Если признать, думает Комиссия, допустим, она так думает, что в срывах графиков повинны лишь стихийные бедствия, то Панюшкин может оставаться. Но, спрашивает себя Комиссия, будет ли это лучшим решением для стройки, для самого старика? Будет ли это лучшим решением для страны и для того множества людей, которые, собственно, и представляют собой народ?
Вот теперь, Коля, ты добрался до сути — вправе ли члены Комиссии думать о справедливости по отношению к одному человеку, если решается вопрос: сколько еще мерзнуть здесь сотне строителей, сколько еще ждать стране прекрасной, островной, лучшей в мире нефти?
Члены Комиссии, распахнув тулупы и сбросив на пол рукавицы, действительно, не столько слушали начальника, сколько озадаченно разглядывали его — как быть?
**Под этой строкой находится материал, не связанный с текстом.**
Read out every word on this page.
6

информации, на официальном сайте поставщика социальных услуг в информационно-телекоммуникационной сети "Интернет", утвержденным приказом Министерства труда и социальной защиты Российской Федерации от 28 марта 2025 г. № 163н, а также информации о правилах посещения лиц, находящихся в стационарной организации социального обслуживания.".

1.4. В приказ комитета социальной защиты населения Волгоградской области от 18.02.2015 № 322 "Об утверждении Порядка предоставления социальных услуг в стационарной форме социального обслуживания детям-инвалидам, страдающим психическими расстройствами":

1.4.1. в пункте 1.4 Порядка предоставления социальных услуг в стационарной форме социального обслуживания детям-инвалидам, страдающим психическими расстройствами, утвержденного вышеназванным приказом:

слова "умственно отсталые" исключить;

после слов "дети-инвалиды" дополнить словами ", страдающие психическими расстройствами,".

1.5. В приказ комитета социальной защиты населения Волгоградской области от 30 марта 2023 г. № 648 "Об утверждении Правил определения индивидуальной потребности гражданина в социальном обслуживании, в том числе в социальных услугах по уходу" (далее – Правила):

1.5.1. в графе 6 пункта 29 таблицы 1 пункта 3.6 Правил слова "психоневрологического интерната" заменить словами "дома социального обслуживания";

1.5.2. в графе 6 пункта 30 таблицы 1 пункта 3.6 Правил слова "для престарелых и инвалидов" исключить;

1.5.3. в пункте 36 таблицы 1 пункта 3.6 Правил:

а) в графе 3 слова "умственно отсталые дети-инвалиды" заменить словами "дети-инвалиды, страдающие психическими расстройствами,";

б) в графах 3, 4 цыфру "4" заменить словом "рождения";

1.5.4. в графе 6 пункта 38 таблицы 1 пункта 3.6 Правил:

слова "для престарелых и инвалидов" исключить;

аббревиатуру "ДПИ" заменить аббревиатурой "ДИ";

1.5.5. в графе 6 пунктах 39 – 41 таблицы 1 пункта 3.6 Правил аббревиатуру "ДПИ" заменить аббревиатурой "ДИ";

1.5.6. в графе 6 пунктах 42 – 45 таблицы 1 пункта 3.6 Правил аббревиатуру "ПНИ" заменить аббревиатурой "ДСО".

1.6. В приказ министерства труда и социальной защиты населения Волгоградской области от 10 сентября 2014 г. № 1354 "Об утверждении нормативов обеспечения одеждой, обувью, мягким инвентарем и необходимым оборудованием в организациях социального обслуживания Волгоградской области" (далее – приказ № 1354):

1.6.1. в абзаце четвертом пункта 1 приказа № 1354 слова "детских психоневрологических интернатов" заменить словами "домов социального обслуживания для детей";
И Панюшкин понимал — если участь его будет решена не так, как ему хочется, то среди мотивов не будет ни злобы, ни стремления угодить кому бы то ни было.
Ну что ж, если этим людям суждено вынести мне приговору думал он, пусть не надеются, что я избавлю их от этой работы. Уж где-где, а здесь помощи от меня они не дождутся. Прекрасно понимаю, что нелегко решать судьбу человека, но и тому, чья голова на кону, тоже не до веселья.
Впервые попав в кабинет Панюшкина, Мезенов почувствовал неловкость. Растрескавшиеся стены, подкопченные щели над дверцей печи, через которые просачивался дымок, стол Панюшкина с остатками покрывавшего его когда-то зеленого сукна — все было в таком противоречии с кабинетом Мезенова, наполненным неуловимым запахом новых вещей, что секретарь, заметив, что Панюшкин с улыбкой наблюдает за ним, вовсе смутился.
— Да, меблишко у вас того...
— А! — Панюшкин небрежно махнул рукой. — Не место красит человека. Народ сказал — я согласился.
— Оно конечно... Но если место красит — тоже неплохо.
— Возможно. Ну а поскольку ничего украшающего у меня нет, вам предоставляется возможность оценить действительное положение вещей. Разве нет?
— Ох, Николай Петрович, — Мезенов покачал головой, — с вами нельзя поговорить просто так, ни о чем... Вам сразу надо ткнуть меня носом в мои обязанности.
— Полагаете, мне это удалось? — усмехнулся Панюшкин.
— Вполне.
Мезенов прошелся по комнате. Мягкие унты на его несильных ногах казались неестественно большими. Панюшкин снова отметил нечто мальчишеское в облике секретаря. Тонкая шея с ямкой у затылка, неокрепший голосок, мечущиеся во время разговора ладошки — они будто никак не могли найти себе места. «Беспризорные ладошки», — подумал Панюшкин, сцепляя пальцы и тяжело, плотно укладывая сдвоенный кулак на стол.
— Николай Петрович, — Мезенов присел к столу. — Позвольте задать вам один вопрос, который, возможно, покажется вам не совсем уместным, но...
— Позволяю, — быстро сказал Панюшкин, не дослушав пояснений.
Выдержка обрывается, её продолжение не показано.